The White House on Thursday unveiled a plan to beef up cybersecurity in the nation’s water sector, an extension of its efforts to thwart attacks against critical infrastructure including electricity and natural gas pipeline operators.
Senior administration officials said water facilities use automation and electronic networks that are vulnerable to cyber attacks, which could include producing unsafe water, stopping water flow to consumers and damaging infrastructure.
The administration’s plan will push for the adoption of new technologies that offer early detection of cyber threats, improve response to such incidents and provide the sharing of such data with the U.S. government.
Cybersecurity has been a major focus for the Biden administration following a spate of high-profile cyber breaches that crippled American companies and government agencies, including a ransomware incident that disrupted gasoline supplies.
Last year, hackers broke into the computer system of a facility that treats water for about 15,000 people near Tampa, Fla., and sought to add a dangerous level of additive to the water supply.
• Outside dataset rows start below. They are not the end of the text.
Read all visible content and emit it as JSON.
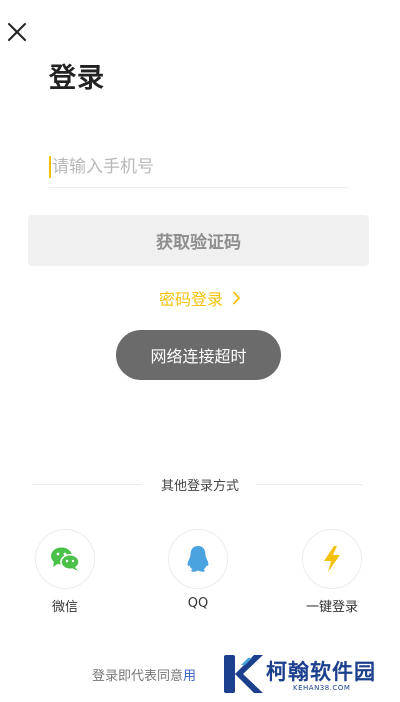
{
  "header": {
    "title": "登录",
    "close_icon": "close-icon"
  },
  "phone": {
    "placeholder": "请输入手机号",
    "value": ""
  },
  "buttons": {
    "get_code": "获取验证码",
    "password_login": "密码登录"
  },
  "toast": {
    "message": "网络连接超时"
  },
  "other_login": {
    "title": "其他登录方式",
    "options": [
      {
        "label": "微信",
        "icon": "wechat-icon",
        "color": "#4cc14a"
      },
      {
        "label": "QQ",
        "icon": "qq-icon",
        "color": "#4aa3df"
      },
      {
        "label": "一键登录",
        "icon": "lightning-icon",
        "color": "#f4c20d"
      }
    ]
  },
  "agreement": {
    "prefix": "登录即代表同意",
    "link_fragment": "用"
  },
  "watermark": {
    "name": "柯翰软件园",
    "domain": "KEHAN38.COM"
  },
  "colors": {
    "accent": "#f4c20d",
    "toast_bg": "#6b6b6b",
    "button_bg": "#f0f0f0",
    "watermark_blue": "#1c3f8e"
  }
}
In July, President Joe Biden signed a national security memorandum to create “performance controls” for cybersecurity in the country’s most critical companies. He warned that if the U.S. ended up in a “real shooting war” with a “major power” it could be the result of a significant cyber attack on the United States, highlighting what Washington sees as a growing threat posed by hackers from Russia, China, Iran and North Korea.
The latest water sector initiative will be carried out in coordination with the U.S. Environmental Protection Agency (EPA) and the Water Sector Coordinating Council. The EPA will invite water utilities to a pilot program, but participation will be voluntary, the officials said.